Cuando recobró la conciencia, se sintió con fuerza suficiente para incorporarse. Anna la instaba a permanecer tendida. Durante semanas y semanas, la doncella alimentó y cuidó a su señora. Laüme no pasaba nunca demasiado tiempo despierta. Tan pronto como una chispa de luz tocaba su alma enajenada, las olas negras de la nada la atrapaban de nuevo y la arrojaban en un laberinto de tinieblas con murallas tan altas y sólidas como torres de granito.

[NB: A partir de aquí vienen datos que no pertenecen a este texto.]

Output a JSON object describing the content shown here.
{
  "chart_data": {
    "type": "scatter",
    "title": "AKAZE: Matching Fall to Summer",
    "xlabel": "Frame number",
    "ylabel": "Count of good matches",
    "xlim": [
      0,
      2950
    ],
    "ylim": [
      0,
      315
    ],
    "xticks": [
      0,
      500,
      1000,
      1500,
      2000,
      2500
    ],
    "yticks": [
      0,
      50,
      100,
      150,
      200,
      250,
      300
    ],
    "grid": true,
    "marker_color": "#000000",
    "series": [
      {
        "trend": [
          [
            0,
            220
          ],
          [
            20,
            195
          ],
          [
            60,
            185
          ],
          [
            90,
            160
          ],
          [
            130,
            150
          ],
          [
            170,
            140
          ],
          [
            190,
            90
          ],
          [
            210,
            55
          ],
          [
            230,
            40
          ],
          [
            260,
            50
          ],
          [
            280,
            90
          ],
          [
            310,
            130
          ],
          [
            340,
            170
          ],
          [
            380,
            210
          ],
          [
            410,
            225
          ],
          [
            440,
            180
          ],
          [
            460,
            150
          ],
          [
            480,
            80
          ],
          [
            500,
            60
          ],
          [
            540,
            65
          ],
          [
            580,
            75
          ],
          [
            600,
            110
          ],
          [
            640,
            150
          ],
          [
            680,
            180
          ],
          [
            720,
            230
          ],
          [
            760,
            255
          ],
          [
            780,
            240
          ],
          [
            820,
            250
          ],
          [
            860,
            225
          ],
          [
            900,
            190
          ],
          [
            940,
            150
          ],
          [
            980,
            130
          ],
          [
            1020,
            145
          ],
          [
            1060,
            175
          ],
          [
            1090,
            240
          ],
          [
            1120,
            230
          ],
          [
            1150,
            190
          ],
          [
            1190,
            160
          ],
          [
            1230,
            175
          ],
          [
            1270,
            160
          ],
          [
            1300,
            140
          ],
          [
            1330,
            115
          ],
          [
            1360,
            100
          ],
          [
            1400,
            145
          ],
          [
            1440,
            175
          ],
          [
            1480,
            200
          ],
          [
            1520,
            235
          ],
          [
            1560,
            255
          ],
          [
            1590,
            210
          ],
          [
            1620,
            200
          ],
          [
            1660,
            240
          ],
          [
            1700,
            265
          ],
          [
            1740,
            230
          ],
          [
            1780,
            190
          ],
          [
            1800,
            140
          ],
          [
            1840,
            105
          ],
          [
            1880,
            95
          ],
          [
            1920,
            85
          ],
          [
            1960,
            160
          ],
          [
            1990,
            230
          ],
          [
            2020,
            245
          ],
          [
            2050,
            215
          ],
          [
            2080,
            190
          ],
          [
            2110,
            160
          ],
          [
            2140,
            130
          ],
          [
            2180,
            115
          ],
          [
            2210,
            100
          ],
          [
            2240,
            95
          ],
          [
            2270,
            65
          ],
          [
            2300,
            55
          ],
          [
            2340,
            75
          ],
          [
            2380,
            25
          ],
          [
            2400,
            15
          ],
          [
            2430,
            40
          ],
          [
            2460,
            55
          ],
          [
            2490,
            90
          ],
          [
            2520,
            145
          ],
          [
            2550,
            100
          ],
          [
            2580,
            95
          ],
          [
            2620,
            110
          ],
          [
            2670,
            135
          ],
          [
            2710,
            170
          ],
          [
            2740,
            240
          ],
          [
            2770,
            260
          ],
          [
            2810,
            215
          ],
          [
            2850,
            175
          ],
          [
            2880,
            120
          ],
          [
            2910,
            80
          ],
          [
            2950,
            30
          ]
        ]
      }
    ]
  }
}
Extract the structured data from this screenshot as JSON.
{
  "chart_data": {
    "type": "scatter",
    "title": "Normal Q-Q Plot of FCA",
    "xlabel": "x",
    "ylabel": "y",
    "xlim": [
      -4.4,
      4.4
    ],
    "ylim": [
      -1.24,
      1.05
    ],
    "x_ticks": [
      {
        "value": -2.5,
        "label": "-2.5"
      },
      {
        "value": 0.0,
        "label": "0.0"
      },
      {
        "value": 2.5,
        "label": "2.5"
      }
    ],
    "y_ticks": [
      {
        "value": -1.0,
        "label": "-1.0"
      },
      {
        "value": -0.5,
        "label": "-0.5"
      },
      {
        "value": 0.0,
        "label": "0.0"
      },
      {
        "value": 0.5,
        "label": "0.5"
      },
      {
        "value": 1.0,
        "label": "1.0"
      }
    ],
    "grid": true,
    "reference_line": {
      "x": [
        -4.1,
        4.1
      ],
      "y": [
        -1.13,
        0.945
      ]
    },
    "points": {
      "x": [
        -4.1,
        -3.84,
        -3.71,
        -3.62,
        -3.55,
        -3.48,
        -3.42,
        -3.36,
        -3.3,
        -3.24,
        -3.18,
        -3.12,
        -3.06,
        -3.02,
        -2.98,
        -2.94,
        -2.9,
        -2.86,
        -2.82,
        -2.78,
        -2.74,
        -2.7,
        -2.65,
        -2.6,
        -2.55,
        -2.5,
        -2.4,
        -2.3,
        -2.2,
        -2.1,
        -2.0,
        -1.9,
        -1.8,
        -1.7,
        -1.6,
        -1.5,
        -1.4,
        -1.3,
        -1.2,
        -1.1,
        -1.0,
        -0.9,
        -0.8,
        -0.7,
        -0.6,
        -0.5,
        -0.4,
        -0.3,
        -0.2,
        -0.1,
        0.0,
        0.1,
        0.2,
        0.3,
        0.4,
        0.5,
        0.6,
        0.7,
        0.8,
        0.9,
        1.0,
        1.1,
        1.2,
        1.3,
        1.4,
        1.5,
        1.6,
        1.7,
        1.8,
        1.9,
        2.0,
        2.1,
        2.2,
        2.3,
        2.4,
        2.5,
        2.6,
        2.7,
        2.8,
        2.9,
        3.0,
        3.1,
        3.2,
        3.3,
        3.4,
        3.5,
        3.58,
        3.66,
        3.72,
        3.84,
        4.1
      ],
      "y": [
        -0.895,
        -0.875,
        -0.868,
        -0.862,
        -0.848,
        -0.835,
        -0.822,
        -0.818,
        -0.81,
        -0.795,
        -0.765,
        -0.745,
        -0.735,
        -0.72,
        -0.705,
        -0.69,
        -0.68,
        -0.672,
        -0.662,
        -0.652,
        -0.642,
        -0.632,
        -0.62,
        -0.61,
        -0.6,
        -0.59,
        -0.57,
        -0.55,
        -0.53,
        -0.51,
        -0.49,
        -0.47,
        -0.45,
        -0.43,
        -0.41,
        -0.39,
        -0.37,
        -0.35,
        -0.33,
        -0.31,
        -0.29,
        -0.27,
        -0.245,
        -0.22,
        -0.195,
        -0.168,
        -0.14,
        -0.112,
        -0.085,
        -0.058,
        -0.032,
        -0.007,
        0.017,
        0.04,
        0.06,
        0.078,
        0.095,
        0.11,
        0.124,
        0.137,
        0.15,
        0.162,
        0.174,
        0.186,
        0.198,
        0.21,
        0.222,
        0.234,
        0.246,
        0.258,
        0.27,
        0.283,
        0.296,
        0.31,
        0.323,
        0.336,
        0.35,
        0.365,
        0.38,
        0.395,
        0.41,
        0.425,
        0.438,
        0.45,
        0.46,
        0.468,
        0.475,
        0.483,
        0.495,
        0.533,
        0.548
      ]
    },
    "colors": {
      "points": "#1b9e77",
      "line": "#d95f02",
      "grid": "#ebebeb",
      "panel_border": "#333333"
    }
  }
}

Un día, sin embargo, los ojos de Laüme no volvieron a cerrarse. Se quedó inmóvil escuchando latir su corazón; después, se ayudó con los brazos para sentarse al borde de la cama. Anna no estaba allí para ayudarla. No había nadie junto a su cabecera. Sus ojos veían mal, le parecía estar sumida en la bruma; todo a su alrededor era gris y borroso. Extendió las piernas y se puso en pie. Fue como si subiera a la cima de una montaña; el vértigo estuvo a punto de hacerla caer, pero resistió y empezó a caminar. Apoyando la mano contra la pared para guiarse, dio la vuelta a la habitación con lentitud. Creyó reconocer una de las habitaciones más pequeñas de su palacio de Roma. Siguió avanzando y llegó a un pasillo. Una corriente de aire la golpeó y agitó sus cabellos despeinados. Se estremeció. Apenas cubierta por un ligero camisón, parecía un espectro recorriendo los caminos desiertos de su propia casa. Vagó largo tiempo, solitaria, a través de las salas y los corredores. Laüme vio que habían saqueado el edificio, que estaba abandonado a las ratas y las arañas. Ni un mueble que no estuviera roto, ni una sala que no hubiera sido arrasada. Las pinturas y los tapices que no habían sido robados estaban rasgados. Hojas muertas se arrastraban por el suelo, y la lluvia goteaba por los tiros abiertos de las chimeneas. A lengüetazos, como un animal herido, lamió un hilillo de agua que corría por una pared. El líquido le dio un poco de fuerza y seguridad. Encontró a tientas el camino de su antigua habitación. Las golondrinas habían anidado en los cuatro rincones del techo. Asustadas por su entrada, salieron de la estancia y huyeron volando. Laüme avanzó entre escombros de maderos partidos y figurillas rotas. Los restos de un gran espejo de estaño estaban apoyados contra un muro. El objeto, que brillaba ligeramente en la penumbra, atrajo su atención. Permaneció largo tiempo observando la figura que se reflejaba entre sus múltiples grietas. Sus ojos no parpadeaban. La imagen que veía la fascinaba y la hacía reír. Se encontró bella. Su cuerpo se inclinó en una reverencia. Volvió a reír y dio unas palmadas. Encontró radiante su cara tumefacta y sucia; sus cabellos revueltos y crespos como una crin le parecían suaves como la seda; su pobre camisón manchado era un vestido de ceremonia. Quiso arreglarse más aún.